The application of next-generation sequencing (NGS) has been increasing rapidly. Besides providing the clinical diagnosis, further uses for the genetic data are increasingly sought. This dissertation aimed to explore the secondary use of the clinical NGS data on three areas: pharmacogenomics, actionable incidental findings, and carrier screening.

First, secondary analysis of exome sequencing (ES) data was conducted to study pharmacogenetics in a HK Chinese population of 1,116 subjects. The projected prescription impact by preemptive pharmacogenetic testing was evaluated based on the patient prescription data available in the HK public healthcare system for 2019. In this cohort, 29 actionable pharmacogenetic variants and alleles were identified. Nearly all (99.6%) subjects carried at least one actionable pharmacogenetic variant, with a median of four, whereas 93.5% of subjects harbored at least one rare deleterious pharmacogenetic variant, with a median of two. The highest frequency of actionable genotypes was in recipients of clopidogrel (57.2%), tacrolimus (43.4%), and warfarin (43.1%). It was estimated that 13.4% of the HK population was prescribed with drugs with implicated actionable pharmacogenotypes according to the prescription data from the public healthcare system for 2019. The total expenditure on actionable drugs was US$33,520,000, and it was projected that patients having an implicated actionable genotype had been prescribed US$8,219,000 (24.5%) worth of drugs.

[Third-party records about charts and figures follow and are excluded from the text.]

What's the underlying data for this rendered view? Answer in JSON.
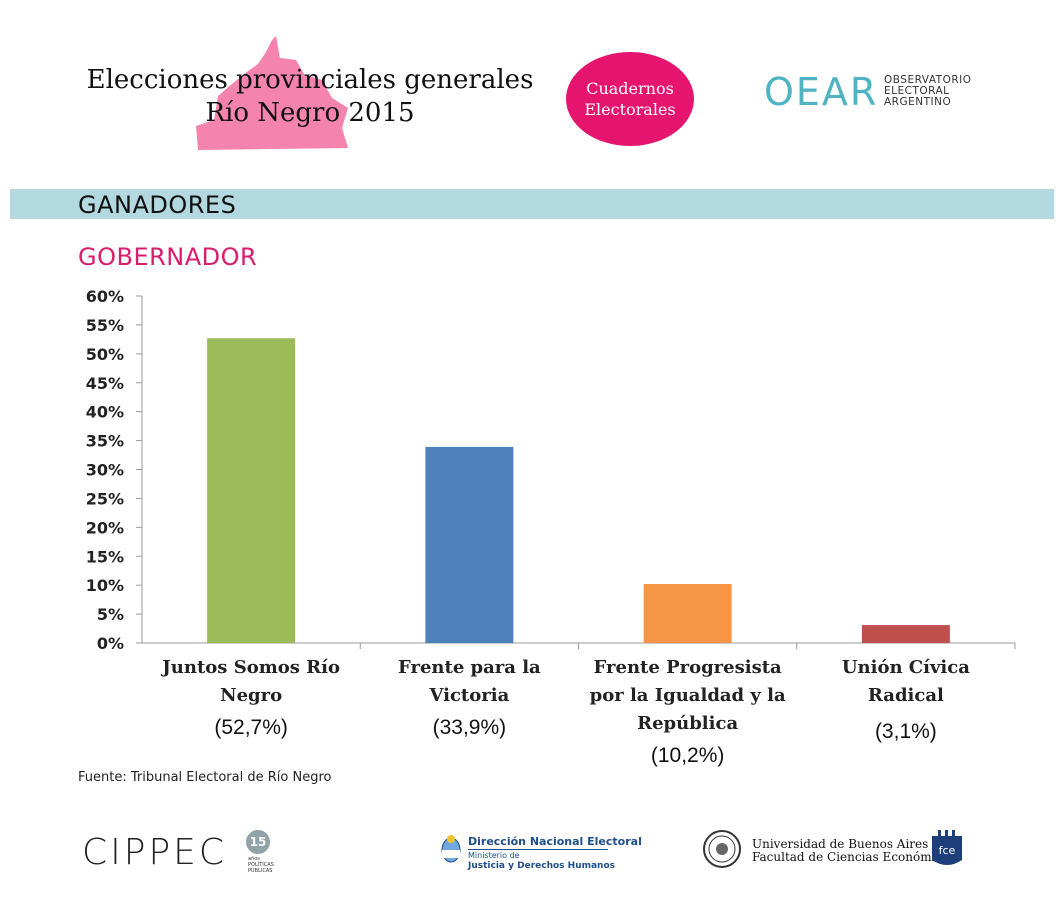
{
  "header": {
    "title_line1": "Elecciones provinciales generales",
    "title_line2": "Río Negro 2015",
    "badge_line1": "Cuadernos",
    "badge_line2": "Electorales",
    "oear_word": "OEAR",
    "oear_sub1": "OBSERVATORIO",
    "oear_sub2": "ELECTORAL",
    "oear_sub3": "ARGENTINO"
  },
  "section": {
    "title": "GANADORES",
    "subtitle": "GOBERNADOR"
  },
  "colors": {
    "accent_pink": "#e5146e",
    "subtitle_pink": "#d91c6c",
    "bar_band": "#b2d9e0",
    "province_pink": "#f483ad",
    "oear_teal": "#4fb3c4"
  },
  "chart_data": {
    "type": "bar",
    "title": "GOBERNADOR",
    "categories": [
      "Juntos Somos Río Negro",
      "Frente para la Victoria",
      "Frente Progresista por la Igualdad y la República",
      "Unión Cívica Radical"
    ],
    "category_lines": [
      [
        "Juntos Somos Río",
        "Negro"
      ],
      [
        "Frente para la",
        "Victoria"
      ],
      [
        "Frente Progresista",
        "por la Igualdad y la",
        "República"
      ],
      [
        "Unión Cívica",
        "Radical"
      ]
    ],
    "values": [
      52.7,
      33.9,
      10.2,
      3.1
    ],
    "value_labels": [
      "(52,7%)",
      "(33,9%)",
      "(10,2%)",
      "(3,1%)"
    ],
    "bar_colors": [
      "#9bbb59",
      "#4f81bd",
      "#f79646",
      "#c0504d"
    ],
    "ylim": [
      0,
      60
    ],
    "yticks": [
      0,
      5,
      10,
      15,
      20,
      25,
      30,
      35,
      40,
      45,
      50,
      55,
      60
    ],
    "ytick_labels": [
      "0%",
      "5%",
      "10%",
      "15%",
      "20%",
      "25%",
      "30%",
      "35%",
      "40%",
      "45%",
      "50%",
      "55%",
      "60%"
    ],
    "xlabel": "",
    "ylabel": "",
    "grid": false
  },
  "source_note": "Fuente: Tribunal Electoral de Río Negro",
  "footer": {
    "cippec_name": "CIPPEC",
    "cippec_badge": "15",
    "cippec_badge_sub": "años",
    "cippec_sub1": "POLÍTICAS",
    "cippec_sub2": "PÚBLICAS",
    "dne_title": "Dirección Nacional Electoral",
    "dne_ministry1": "Ministerio de",
    "dne_ministry2": "Justicia y Derechos Humanos",
    "uba_line1": "Universidad de Buenos Aires",
    "uba_line2": "Facultad de Ciencias Económicas",
    "fce_mark": "fce"
  }
}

Second, the evaluation of actionable incidental findings was performed by using a recommended list of 59 genes suggested by the American College of Medical Genetics and Genomics. A total of 15 (1.52%) pathogenic or likely pathogenic variants were identified in 17 individuals in this cohort. None of the subjects in this cohort harbored any biallelic mutations in the same gene despite 20 subjects harboring pathogenic or likely pathogenic variants in recessive conditions. This finding that about 1% individuals harbored medically actionable incidental findings was in accordance with American College of Medical Genetics and Genomics.

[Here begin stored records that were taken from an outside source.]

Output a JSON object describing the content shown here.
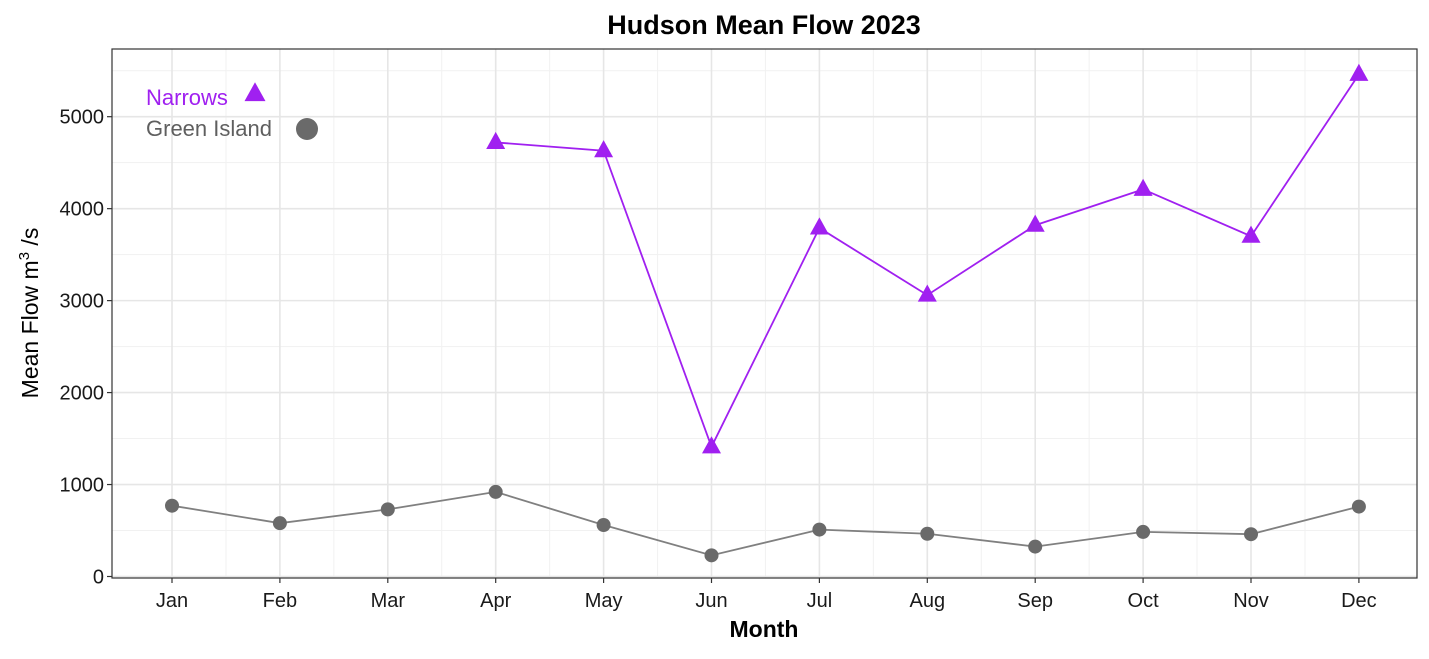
{
  "chart_data": {
    "type": "line",
    "title": "Hudson Mean Flow 2023",
    "xlabel": "Month",
    "ylabel": {
      "prefix": "Mean Flow m",
      "superscript": "3",
      "suffix": " /s"
    },
    "categories": [
      "Jan",
      "Feb",
      "Mar",
      "Apr",
      "May",
      "Jun",
      "Jul",
      "Aug",
      "Sep",
      "Oct",
      "Nov",
      "Dec"
    ],
    "ylim": [
      0,
      5650
    ],
    "yticks": [
      0,
      1000,
      2000,
      3000,
      4000,
      5000
    ],
    "grid": true,
    "legend": "top-left inside plot",
    "series": [
      {
        "name": "Narrows",
        "marker": "triangle",
        "color": "#A020F0",
        "values": [
          null,
          null,
          null,
          4720,
          4630,
          1410,
          3790,
          3060,
          3820,
          4210,
          3700,
          5460
        ]
      },
      {
        "name": "Green Island",
        "marker": "circle",
        "color": "#808080",
        "marker_color": "#6a6a6a",
        "legend_color": "#5f5f5f",
        "values": [
          770,
          580,
          730,
          920,
          560,
          230,
          510,
          465,
          325,
          485,
          460,
          760
        ]
      }
    ]
  }
}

Third, expanded carrier screening was studied. Due to a lack of inadequate information surrounding carrier frequencies in the Chinese population and small overlap of genes for screening by commercial panels, this dissertation screened a total of 1,543 ES and genome sequencing data from South Chinese for carrier status in over 315 genes. Consequently, among the 315 recessive genes, 358 variants (SNVs and small indels) and nine CNVs were classified as pathogenic or likely pathogenic. The data revealed that 1 in 2 people (47.8% of the population) was a carrier for one or more recessive conditions, and 1 in 12 individuals (8.43% of the population) was a carrier for treatable inherited conditions..

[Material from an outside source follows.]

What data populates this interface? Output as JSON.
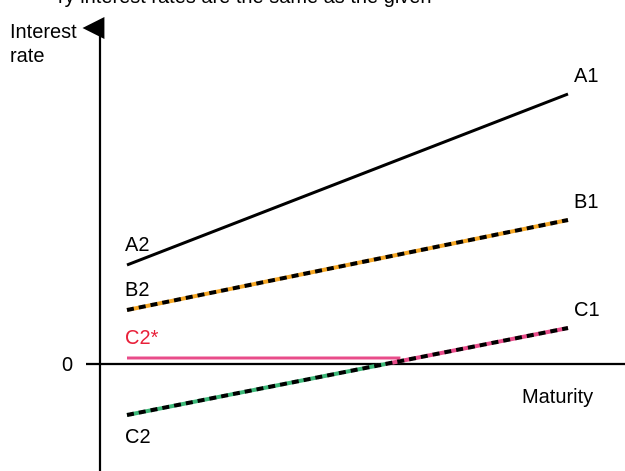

This series of work demonstrates how the secondary use of NGS data after the initial diagnostic analysis can tackle three other important research questions that are pertinent to the implementation of genomic medicine. I explored the pharmacogenomics spectrum and cost burden, the burden of actionable incidental findings, and the potential for improvement in the optimization of commercially available ECS panels for the future of precision medicine. This groundwork can be utilize for better resource planning in the development of genomic medicine in Hong Kong.